Venturing Into Enemy Territory

The novelty of a senior Tory delivering a speech in Liverpool will be realised tomorrow evening when Chris Grayling, the party's spokesman for Merseyside [does David Cameron have a keen sense of irony?], addresses the local business group, Downtown Liverpool (www.downtownliverpool.com/ ).
Extracts from Grayling's speech were leaked in advance to today's Liverpool Daily Post (http://www.liverpooldailypost.co.uk/liverpool-news/regional-news/2008/07/28/rich-and-poor-more-divided-than-ever-say-tories-64375-21415974/ ):
"Just look around the city centre. One of the country's biggest shopping centres.

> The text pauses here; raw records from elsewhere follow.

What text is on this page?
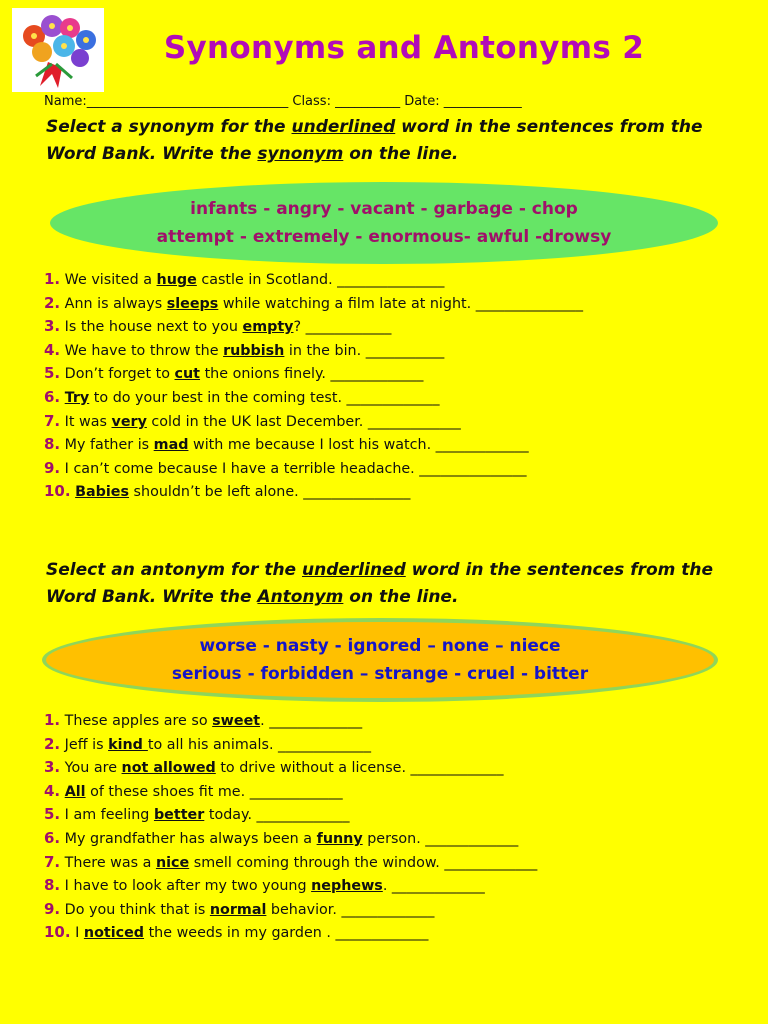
Synonyms and Antonyms 2
Name:_______________________________ Class: __________ Date: ____________
Select a synonym for the underlined word in the sentences from the Word Bank. Write the synonym on the line.
infants - angry - vacant - garbage - chop
attempt - extremely - enormous- awful -drowsy
1. We visited a huge castle in Scotland. _______________
2. Ann is always sleeps while watching a film late at night. _______________
3. Is the house next to you empty? ____________
4. We have to throw the rubbish in the bin. ___________
5. Don’t forget to cut the onions finely. _____________
6. Try to do your best in the coming test. _____________
7. It was very cold in the UK last December. _____________
8. My father is mad with me because I lost his watch. _____________
9. I can’t come because I have a terrible headache. _______________
10. Babies shouldn’t be left alone. _______________
Select an antonym for the underlined word in the sentences from the Word Bank. Write the Antonym on the line.
worse - nasty - ignored – none – niece
serious - forbidden – strange - cruel - bitter
1. These apples are so sweet. _____________
2. Jeff is kind to all his animals. _____________
3. You are not allowed to drive without a license. _____________
4. All of these shoes fit me. _____________
5. I am feeling better today. _____________
6. My grandfather has always been a funny person. _____________
7. There was a nice smell coming through the window. _____________
8. I have to look after my two young nephews. _____________
9. Do you think that is normal behavior. _____________
10. I noticed the weeds in my garden . _____________
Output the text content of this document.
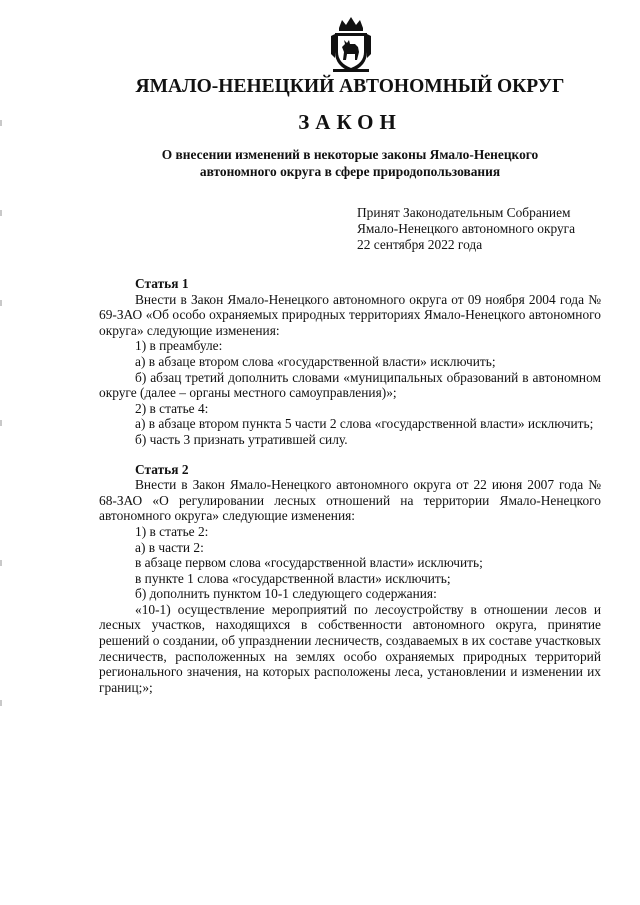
ЯМАЛО-НЕНЕЦКИЙ АВТОНОМНЫЙ ОКРУГ
ЗАКОН
О внесении изменений в некоторые законы Ямало-Ненецкого автономного округа в сфере природопользования
Принят Законодательным Собранием
Ямало-Ненецкого автономного округа
22 сентября 2022 года
Статья 1
Внести в Закон Ямало-Ненецкого автономного округа от 09 ноября 2004 года № 69-ЗАО «Об особо охраняемых природных территориях Ямало-Ненецкого автономного округа» следующие изменения:
1) в преамбуле:
а) в абзаце втором слова «государственной власти» исключить;
б) абзац третий дополнить словами «муниципальных образований в автономном округе (далее – органы местного самоуправления)»;
2) в статье 4:
а) в абзаце втором пункта 5 части 2 слова «государственной власти» исключить;
б) часть 3 признать утратившей силу.
Статья 2
Внести в Закон Ямало-Ненецкого автономного округа от 22 июня 2007 года № 68-ЗАО «О регулировании лесных отношений на территории Ямало-Ненецкого автономного округа» следующие изменения:
1) в статье 2:
а) в части 2:
в абзаце первом слова «государственной власти» исключить;
в пункте 1 слова «государственной власти» исключить;
б) дополнить пунктом 10-1 следующего содержания:
«10-1) осуществление мероприятий по лесоустройству в отношении лесов и лесных участков, находящихся в собственности автономного округа, принятие решений о создании, об упразднении лесничеств, создаваемых в их составе участковых лесничеств, расположенных на землях особо охраняемых природных территорий регионального значения, на которых расположены леса, установлении и изменении их границ;»;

"The new arena. New hotels. The cruise ship terminal. Plans to transform the docks into a new skyscraper city.
"But if you walk out of here with me, and head a mile off into Toxteth, I can show you streets where no one works, street corners where drug dealing is the main business, children being brought up in squalor, a caged up pub with pitbulls as bouncers --gangs, knives and guns in abundance.
"For the gang strife of Norris Green today, read the fascinating saga of Victorian gang crime in Liverpool by Michael Macilwee. Similar worlds, an era apart."
Aside from an almost Blairite aversion to verbs & a belated recognition of Macilwee's work, to which I drew attention a couple of months back, what's striking is the grudgingly acknowledged duality of life in the city today. Grayling's comments about inner city deprivation remind me of Heseltine's address to the Tory conference weeks after the 1981 Toxteth Riots (the reception which greeted the speech could have frozen the Mersey).
Grayling's paean to supposed civic renaissance blithely ignores the likely effects of the credit crunch; Liverpool One & the new hotels will feel the chill winds of it before this year is over. As for the enthusings about the waterfront forming a skyscraper city, the phrase House Of Cards comes to mind.
It would be interesting if one of Grayling's audience tomorrow reminds him of Geoffrey Howe's infamous comment in the early 80s that the policy for Merseyside should be one of "managed decline".